Un jalon pour le stockage d’énergie
Le Danemark vient de franchir un jalon majeur avec une batterie au sel fondu capable d’alimenter 100 000 foyers pendant 10 heures. Derrière ce « monstre » se cache une technologie thermique qui bouscule les repères en matière de stockage renouvelable.
Cette solution offre des rendements records selon l’usage, tout en s’appuyant sur des matériaux abordables et non critiques. Elle promet de réduire la dépendance aux métaux rares et d’accélérer la décarbonation industrielle.
Comment fonctionne la batterie de sel fondu
Le principe est simple et génial: convertir l’électricité renouvelable excédentaire en chaleur. Le sel hydroxydé, un coproduit de l’industrie du chlore, est chauffé jusqu’à environ 600°C puis stocké dans des réservoirs isolés.
Quand la demande monte, la chaleur du sel est transformée en vapeur pour actionner des turbines ou alimenter des procédés industriels. Ce cycle thermique, piloté avec précision, évite le gaspillage d’énergie intermittente.
Des rendements à la carte
Selon la configuration, les performances varient et s’adaptent aux usages. Pour la chaleur directe en usine, l’efficacité atteint 90%, ce qui place ce système au sommet des solutions de stockage.
En cogénération, on flirte avec 80–90%, tandis que pour la seule électricité on avoisine 40%. La capacité de stockage peut s’étendre jusqu’à deux semaines, une prouesse pour lisser la variabilité du vent et du solaire.
Un démonstrateur validé et une montée en puissance
Le démonstrateur MOSS d’Esbjerg, opérationnel depuis avril 2024, a validé la fiabilité du concept en conditions réelles. Cette étape prouve la maturité d’une innovation pensée pour l’échelle industrielle.
Prochaine marche: un système de 200 MWh à Holstebro, appelé à devenir le plus grand stockage thermique industriel au monde. Le projet incarne l’ambition d’un déploiement rapide et d’une chaîne d’approvisionnement européenne.
Chaleur industrielle décarbonée
Les secteurs gourmands en chaleur – agroalimentaire, textile, chimie – disposent enfin d’une alternative crédible aux combustibles fossiles. En fournissant une chaleur verte, stable et compétitive, la batterie devient un levier pour la compétitivité.
Arla Foods, géant laitier dano‑suédois, sera le premier client du site de Holstebro. L’entreprise anticipe environ 3 millions d’euros d’économies annuelles, preuve d’un bénéfice à la fois écologique et économique.
Des atouts matériels décisifs
- Pas de métaux critiques: une chaîne d’approvisionnement plus soutenue et résiliente.
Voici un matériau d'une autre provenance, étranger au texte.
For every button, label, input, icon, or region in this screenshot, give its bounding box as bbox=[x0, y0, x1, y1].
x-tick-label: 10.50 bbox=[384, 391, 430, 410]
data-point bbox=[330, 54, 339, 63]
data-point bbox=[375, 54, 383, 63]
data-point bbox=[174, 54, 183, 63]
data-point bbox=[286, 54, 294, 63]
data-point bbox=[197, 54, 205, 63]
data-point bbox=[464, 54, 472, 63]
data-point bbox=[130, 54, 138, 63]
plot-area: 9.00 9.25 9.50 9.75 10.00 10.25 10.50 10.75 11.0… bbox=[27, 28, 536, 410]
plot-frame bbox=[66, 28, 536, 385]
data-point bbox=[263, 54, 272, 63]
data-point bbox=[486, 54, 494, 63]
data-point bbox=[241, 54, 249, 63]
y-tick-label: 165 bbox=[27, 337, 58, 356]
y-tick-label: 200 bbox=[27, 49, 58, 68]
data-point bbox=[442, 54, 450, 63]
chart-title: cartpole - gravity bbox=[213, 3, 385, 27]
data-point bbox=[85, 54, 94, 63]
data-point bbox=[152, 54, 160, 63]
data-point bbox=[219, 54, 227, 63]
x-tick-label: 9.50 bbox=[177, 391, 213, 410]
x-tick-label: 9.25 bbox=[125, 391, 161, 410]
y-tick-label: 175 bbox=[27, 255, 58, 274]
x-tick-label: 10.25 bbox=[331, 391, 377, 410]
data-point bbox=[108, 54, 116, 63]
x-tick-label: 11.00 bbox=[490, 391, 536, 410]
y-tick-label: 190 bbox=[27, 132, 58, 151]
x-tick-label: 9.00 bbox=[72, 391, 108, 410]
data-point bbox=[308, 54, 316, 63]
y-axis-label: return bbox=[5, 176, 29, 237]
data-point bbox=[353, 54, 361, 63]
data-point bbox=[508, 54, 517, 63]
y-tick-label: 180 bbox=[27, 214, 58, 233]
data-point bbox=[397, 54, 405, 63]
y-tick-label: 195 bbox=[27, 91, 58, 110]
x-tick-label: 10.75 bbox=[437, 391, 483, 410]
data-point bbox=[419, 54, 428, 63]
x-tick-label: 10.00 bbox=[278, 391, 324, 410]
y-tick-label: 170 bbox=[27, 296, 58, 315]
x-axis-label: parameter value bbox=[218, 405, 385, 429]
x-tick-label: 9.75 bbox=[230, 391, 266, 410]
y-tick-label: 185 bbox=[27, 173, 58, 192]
- Matériaux non toxiques: un impact environnemental minime et maîtrisé.
- Sel recyclable: une logique d’économie circulaire dès la conception.
- Composition non inflammable: un profil de sécurité renforcé sur site.
Ces caractéristiques rendent la solution robuste, durable et scalable, en rupture avec les risques et les coûts liés à d’autres technologies.
L’ingénierie derrière le « monstre »
Le succès tient à l’expertise de Sulzer, partenaire suisse de Hyme Energy, dans la gestion de sels fondus à très haute température. Le design des pompes et des circuits tire les leçons des grandes centrales solaires à concentration.
Les défis sont multiples: corrosion des composants à 600°C, limitation des pertes thermiques, circulation fiable du fluide et confinement sûr sur de longues durées. Chaque point a été traité avec une rigueur d’ingénierie remarquable.
Une citation qui résume l’enjeu
“Stocker la chaleur avec une telle densité et la délivrer au bon moment, c’est transformer l’intermittence en atout et la transition en réalité.”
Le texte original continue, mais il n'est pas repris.